The New York Times’ Henry Fountain reports from Tromsø in Norway where the German icebreaker Polarstern is about to set sail on the “most ambitious climate-change research expedition the Arctic has ever seen”. This evening, the ship will head off into the Arctic, intent on intentionally trapping itself in Arctic ice. There it will drift where the ice takes it for more than a year, becoming “an itinerant research hub”, writes Fountain. This is all part of the “Multidisciplinary drifting Observatory for the Study of Arctic Climate”, or “Mosaic”, research project. “The ice, the ocean, the atmosphere, even the wildlife – all will be sampled,” says BBC News science correspondent Jonathan Amos. “The year-long investigations are designed to give more certainty to the projections of future change.” Daisy Dunne, Carbon Brief’s science writer, will be aboard a Russian icebreaker – which is accompanying the Polarstern – for the next six weeks to report on how climate change is affecting the Arctic.
Science.
Species extinctions have defined the global biodiversity crisis, but extinction begins with loss in abundance of individuals. Using multiple and independent monitoring networks, this study reports population losses across much of the North American birds over 48 years, including once common species and from most biomes. They estimate a net loss approaching 3 billion birds, or 29% of 1970 abundance. A continent-wide weather radar network also reveals a similarly steep decline in biomass passage of migrating birds over a recent 10-year period. This loss of bird abundance signals an urgent need to address threats to avert future bird collapse and associated loss of ecosystem integrity, function and services.

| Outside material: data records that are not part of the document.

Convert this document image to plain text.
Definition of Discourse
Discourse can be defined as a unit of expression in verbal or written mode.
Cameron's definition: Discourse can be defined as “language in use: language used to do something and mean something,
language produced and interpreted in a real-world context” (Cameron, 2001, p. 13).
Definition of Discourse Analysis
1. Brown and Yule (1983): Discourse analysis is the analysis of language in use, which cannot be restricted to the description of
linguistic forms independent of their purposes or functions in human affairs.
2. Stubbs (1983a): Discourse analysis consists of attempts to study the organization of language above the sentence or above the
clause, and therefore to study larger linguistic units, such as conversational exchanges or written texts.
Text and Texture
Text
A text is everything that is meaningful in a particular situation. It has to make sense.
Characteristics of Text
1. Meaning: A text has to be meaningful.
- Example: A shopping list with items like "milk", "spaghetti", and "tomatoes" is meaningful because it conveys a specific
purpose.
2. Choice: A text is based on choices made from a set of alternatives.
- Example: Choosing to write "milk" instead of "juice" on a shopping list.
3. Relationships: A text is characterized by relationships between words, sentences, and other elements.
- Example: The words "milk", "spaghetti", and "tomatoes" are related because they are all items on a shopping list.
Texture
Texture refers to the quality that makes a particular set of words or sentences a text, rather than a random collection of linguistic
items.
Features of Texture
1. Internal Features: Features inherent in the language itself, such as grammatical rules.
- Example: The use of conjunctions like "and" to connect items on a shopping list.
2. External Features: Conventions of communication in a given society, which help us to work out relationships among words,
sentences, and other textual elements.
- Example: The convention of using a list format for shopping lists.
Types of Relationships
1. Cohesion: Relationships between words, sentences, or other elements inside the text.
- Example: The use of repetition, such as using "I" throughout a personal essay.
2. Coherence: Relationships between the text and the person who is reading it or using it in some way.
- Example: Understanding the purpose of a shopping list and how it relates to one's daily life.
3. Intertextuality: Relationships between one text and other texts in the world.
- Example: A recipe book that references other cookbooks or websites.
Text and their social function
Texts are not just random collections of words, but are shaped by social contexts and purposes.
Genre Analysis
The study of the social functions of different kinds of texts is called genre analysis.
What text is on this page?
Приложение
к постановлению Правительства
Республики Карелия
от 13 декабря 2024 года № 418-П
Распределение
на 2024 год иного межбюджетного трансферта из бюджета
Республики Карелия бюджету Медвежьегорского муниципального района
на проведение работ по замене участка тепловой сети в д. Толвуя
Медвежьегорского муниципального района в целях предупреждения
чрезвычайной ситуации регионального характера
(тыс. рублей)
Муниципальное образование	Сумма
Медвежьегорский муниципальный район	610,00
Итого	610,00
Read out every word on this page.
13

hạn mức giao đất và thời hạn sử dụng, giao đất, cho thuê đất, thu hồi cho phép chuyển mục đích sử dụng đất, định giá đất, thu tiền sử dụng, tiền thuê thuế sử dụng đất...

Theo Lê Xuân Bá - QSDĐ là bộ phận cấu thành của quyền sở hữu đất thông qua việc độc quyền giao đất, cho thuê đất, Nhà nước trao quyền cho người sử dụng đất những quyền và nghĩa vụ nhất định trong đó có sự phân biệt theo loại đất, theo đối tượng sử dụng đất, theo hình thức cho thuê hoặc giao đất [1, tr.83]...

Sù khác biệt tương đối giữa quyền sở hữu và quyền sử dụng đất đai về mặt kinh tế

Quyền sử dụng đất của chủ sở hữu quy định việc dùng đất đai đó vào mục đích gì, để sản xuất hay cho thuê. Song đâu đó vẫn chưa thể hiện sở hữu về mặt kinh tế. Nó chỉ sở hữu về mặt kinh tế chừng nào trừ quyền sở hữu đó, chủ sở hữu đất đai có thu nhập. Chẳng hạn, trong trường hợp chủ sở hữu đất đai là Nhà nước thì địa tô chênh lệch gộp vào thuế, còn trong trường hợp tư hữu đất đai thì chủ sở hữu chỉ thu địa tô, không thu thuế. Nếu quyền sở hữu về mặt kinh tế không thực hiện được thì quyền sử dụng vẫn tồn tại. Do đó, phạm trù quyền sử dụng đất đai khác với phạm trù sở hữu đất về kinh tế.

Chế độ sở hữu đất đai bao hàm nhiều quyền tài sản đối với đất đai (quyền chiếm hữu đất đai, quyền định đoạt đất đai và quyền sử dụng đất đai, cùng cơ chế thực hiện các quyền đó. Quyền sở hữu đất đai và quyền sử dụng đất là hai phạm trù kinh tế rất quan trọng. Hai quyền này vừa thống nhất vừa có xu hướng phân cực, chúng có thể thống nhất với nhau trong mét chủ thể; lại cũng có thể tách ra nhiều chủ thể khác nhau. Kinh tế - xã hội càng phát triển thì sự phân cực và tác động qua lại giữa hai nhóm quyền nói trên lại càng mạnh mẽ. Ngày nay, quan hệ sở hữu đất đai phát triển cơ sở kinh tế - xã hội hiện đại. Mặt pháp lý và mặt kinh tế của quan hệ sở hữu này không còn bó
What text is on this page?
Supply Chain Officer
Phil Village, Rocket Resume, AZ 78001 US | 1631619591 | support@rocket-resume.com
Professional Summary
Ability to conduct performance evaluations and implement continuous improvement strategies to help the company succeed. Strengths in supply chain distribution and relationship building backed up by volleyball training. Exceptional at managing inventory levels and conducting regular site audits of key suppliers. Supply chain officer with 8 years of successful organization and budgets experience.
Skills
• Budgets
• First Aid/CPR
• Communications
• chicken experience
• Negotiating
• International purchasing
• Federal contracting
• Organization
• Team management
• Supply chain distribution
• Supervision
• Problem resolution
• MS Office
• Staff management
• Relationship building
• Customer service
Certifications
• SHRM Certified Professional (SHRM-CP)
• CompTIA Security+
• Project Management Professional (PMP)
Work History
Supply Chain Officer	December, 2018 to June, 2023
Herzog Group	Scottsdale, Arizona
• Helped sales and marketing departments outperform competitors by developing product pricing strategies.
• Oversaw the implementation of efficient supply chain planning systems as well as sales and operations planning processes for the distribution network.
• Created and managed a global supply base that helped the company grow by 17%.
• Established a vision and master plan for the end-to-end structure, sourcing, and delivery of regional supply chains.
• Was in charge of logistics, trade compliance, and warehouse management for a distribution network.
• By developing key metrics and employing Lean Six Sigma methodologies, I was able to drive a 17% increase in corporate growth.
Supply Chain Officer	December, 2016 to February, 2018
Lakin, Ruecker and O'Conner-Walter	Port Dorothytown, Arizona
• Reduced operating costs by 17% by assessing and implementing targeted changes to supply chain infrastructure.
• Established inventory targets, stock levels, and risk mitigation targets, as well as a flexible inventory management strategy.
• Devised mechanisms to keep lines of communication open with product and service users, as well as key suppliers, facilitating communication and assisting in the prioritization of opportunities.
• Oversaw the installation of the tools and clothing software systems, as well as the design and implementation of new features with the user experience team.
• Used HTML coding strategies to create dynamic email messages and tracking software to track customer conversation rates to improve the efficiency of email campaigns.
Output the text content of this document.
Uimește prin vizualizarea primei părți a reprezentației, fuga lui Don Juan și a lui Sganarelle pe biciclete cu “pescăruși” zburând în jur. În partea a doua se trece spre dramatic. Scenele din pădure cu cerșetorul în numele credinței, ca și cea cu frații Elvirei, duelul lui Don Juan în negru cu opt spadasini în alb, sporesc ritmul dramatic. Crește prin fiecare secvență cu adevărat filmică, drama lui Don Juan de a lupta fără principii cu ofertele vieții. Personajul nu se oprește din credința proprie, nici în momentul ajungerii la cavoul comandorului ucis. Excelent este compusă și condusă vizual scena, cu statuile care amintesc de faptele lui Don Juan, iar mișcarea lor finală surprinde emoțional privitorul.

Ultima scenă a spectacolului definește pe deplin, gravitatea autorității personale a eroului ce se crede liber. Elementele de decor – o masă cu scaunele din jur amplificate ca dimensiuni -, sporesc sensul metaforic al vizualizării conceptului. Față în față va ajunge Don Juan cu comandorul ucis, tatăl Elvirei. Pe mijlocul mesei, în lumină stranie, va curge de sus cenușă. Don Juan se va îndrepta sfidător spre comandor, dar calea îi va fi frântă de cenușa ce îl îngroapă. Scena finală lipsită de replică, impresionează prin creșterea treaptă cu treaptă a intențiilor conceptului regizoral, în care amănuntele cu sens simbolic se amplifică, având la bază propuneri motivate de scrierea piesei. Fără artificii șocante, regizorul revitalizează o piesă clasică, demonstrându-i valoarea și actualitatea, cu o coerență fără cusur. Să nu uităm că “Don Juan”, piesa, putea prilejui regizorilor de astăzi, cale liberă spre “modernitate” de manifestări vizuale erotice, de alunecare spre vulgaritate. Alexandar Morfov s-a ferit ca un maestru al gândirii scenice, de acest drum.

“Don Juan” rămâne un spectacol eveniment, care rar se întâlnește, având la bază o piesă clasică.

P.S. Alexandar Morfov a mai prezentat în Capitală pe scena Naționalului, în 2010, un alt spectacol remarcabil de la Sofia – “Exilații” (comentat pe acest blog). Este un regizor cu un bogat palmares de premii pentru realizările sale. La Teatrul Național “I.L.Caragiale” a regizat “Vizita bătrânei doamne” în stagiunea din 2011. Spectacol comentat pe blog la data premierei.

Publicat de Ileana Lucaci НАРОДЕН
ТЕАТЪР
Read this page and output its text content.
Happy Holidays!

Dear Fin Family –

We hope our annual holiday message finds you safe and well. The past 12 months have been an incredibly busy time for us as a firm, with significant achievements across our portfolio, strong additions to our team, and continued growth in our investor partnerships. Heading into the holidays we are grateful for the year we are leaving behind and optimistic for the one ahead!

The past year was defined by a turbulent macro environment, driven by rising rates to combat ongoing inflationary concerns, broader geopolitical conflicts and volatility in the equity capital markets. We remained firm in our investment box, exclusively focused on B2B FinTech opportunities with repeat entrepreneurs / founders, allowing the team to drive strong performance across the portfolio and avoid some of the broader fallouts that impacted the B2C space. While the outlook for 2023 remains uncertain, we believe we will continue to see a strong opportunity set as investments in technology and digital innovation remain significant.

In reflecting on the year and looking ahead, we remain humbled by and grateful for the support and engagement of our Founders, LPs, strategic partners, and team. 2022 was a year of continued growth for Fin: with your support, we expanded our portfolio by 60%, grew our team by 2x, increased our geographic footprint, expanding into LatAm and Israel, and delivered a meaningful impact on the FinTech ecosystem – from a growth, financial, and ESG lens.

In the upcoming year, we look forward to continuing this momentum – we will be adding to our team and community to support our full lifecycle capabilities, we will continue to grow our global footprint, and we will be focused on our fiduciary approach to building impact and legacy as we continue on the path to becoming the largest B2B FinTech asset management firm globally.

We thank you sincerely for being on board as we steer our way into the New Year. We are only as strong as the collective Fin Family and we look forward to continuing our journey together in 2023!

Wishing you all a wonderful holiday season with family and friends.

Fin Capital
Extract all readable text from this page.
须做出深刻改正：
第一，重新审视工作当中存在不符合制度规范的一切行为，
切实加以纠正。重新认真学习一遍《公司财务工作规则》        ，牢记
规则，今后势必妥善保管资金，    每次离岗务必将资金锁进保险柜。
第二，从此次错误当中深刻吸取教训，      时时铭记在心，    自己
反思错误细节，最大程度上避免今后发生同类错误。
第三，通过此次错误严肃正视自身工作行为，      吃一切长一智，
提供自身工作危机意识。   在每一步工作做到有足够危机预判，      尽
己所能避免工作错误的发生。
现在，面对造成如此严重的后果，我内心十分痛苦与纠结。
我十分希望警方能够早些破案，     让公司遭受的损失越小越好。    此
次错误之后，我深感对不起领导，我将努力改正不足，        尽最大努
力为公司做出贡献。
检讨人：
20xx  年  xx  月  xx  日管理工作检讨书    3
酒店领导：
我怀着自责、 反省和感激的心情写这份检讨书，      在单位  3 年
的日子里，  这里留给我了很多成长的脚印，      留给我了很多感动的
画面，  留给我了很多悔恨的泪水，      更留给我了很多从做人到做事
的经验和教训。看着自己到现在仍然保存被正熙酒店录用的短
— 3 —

Hundreds of dams have been proposed throughout the Amazon basin, one of the world’s largest untapped hydropower frontiers. While hydropower is a potentially clean source of renewable energy, some projects produce high greenhouse gas emissions. This study finds that carbon intensities of proposed Amazon upland dams (at 39 kg CO2eq per MWh) are often comparable with solar and wind energy, whereas some lowland dams (133 kg CO2eq per MWh) may exceed carbon intensities of fossil-fuel power plants. Basin-scale dam planning that considers GHG emissions along with social and ecological externalities will be important for sustainable energy development where new hydropower is contemplated.